Na razie trzy, bardzo mi smakował pączek w polewie czekoladowej. Jeszcze z lukrem muszę spróbować.
2sztuki,więcej nie zjem, bo nie dam rady.A poza tym to jest jedyny dzień w roku że w ogóle jem pączki.
Dobra, jednego zjadłem - aczik zaliczony.
zjadlbym conajmniej dwa, gdybym tylko mial paczka pod reka
a tak,
zastapilem go jakims ciastkiem z cukrem, aby tradycji stalo sie zadosc :)
Pozdrawiam
6 i starczy już
el.kocyk
(Zee)Brugge.
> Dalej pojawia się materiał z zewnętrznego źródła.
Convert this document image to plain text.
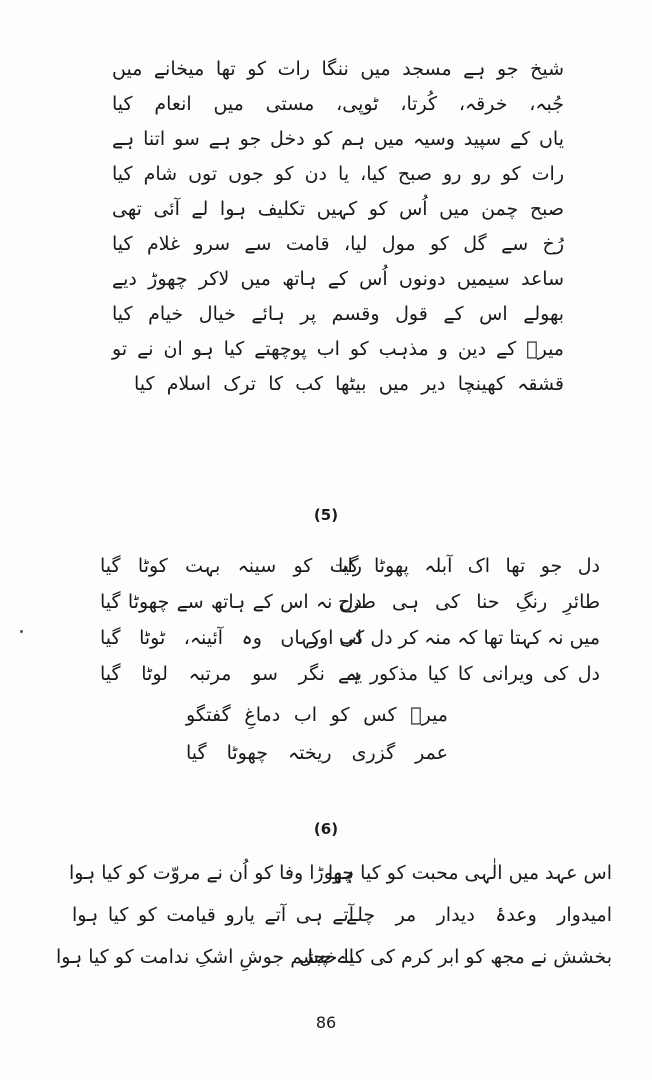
شیخ جو ہے مسجد میں ننگا رات کو تھا میخانے میں
جُبہ، خرقہ، کُرتا، ٹوپی، مستی میں انعام کیا
یاں کے سپید وسیہ میں ہم کو دخل جو ہے سو اتنا ہے
رات کو رو رو صبح کیا، یا دن کو جوں توں شام کیا
صبح چمن میں اُس کو کہیں تکلیف ہوا لے آئی تھی
رُخ سے گل کو مول لیا، قامت سے سرو غلام کیا
ساعد سیمیں دونوں اُس کے ہاتھ میں لاکر چھوڑ دیے
بھولے اس کے قول وقسم پر ہائے خیال خیام کیا
میرؔ کے دین و مذہب کو اب پوچھتے کیا ہو ان نے تو
قشقہ کھینچا دیر میں بیٹھا کب کا ترک اسلام کیا
(5)
دل جو تھا اک آبلہ پھوٹا گیا
رات کو سینہ بہت کوٹا گیا
طائرِ رنگِ حنا کی ہی طرح
دل نہ اس کے ہاتھ سے چھوٹا گیا
میں نہ کہتا تھا کہ منہ کر دل کی اور
اب کہاں وہ آئینہ، ٹوٹا گیا
دل کی ویرانی کا کیا مذکور ہے
یہ نگر سو مرتبہ لوٹا گیا
میرؔ کس کو اب دماغِ گفتگو
عمر گزری ریختہ چھوٹا گیا
(6)
اس عہد میں الٰہی محبت کو کیا ہوا
چھوڑا وفا کو اُن نے مروّت کو کیا ہوا
امیدوار وعدۂ دیدار مر چلے
آتے ہی آتے یارو قیامت کو کیا ہوا
بخشش نے مجھ کو ابر کرم کی کیا خجل
اے چشم جوشِ اشکِ ندامت کو کیا ہوا
86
Wiem, gdzie znaleźć na rynku Polski sklep, ale nie mam szans wybrać się tam w godzinach pracy.
Paudyn - no prosze, nie wiedzialem, ze nas wiecej z Belgii:)
a co tam robisz? szczerze nie przypadam za ta miejscowoscia jak za prawie calym wybrzezem oprocz De Haan i Ostendy moze:)
a w polskim sklepie dorwalem o 18 paczki i zjadlem 2
Jakoś w tym roku dostałem ochoty i zjadłem 3 , w ciągu roku za specjalnie za nimi nie przepadam.
el.kocyk
Wyjeżdżam w częste delegacje. A Brugge uwielbiam. It's like a fuckin' fairy tale.
Na co dzień nie stać Was na pączka, że się nim tak dzisiaj ekscytujecie?
Na co dzień nie stać Was na pączka, że się nim tak dzisiaj ekscytujecie?
na co dzień pączki są za tłuste, ale od święta można sobie zrobić odstępstwo ;)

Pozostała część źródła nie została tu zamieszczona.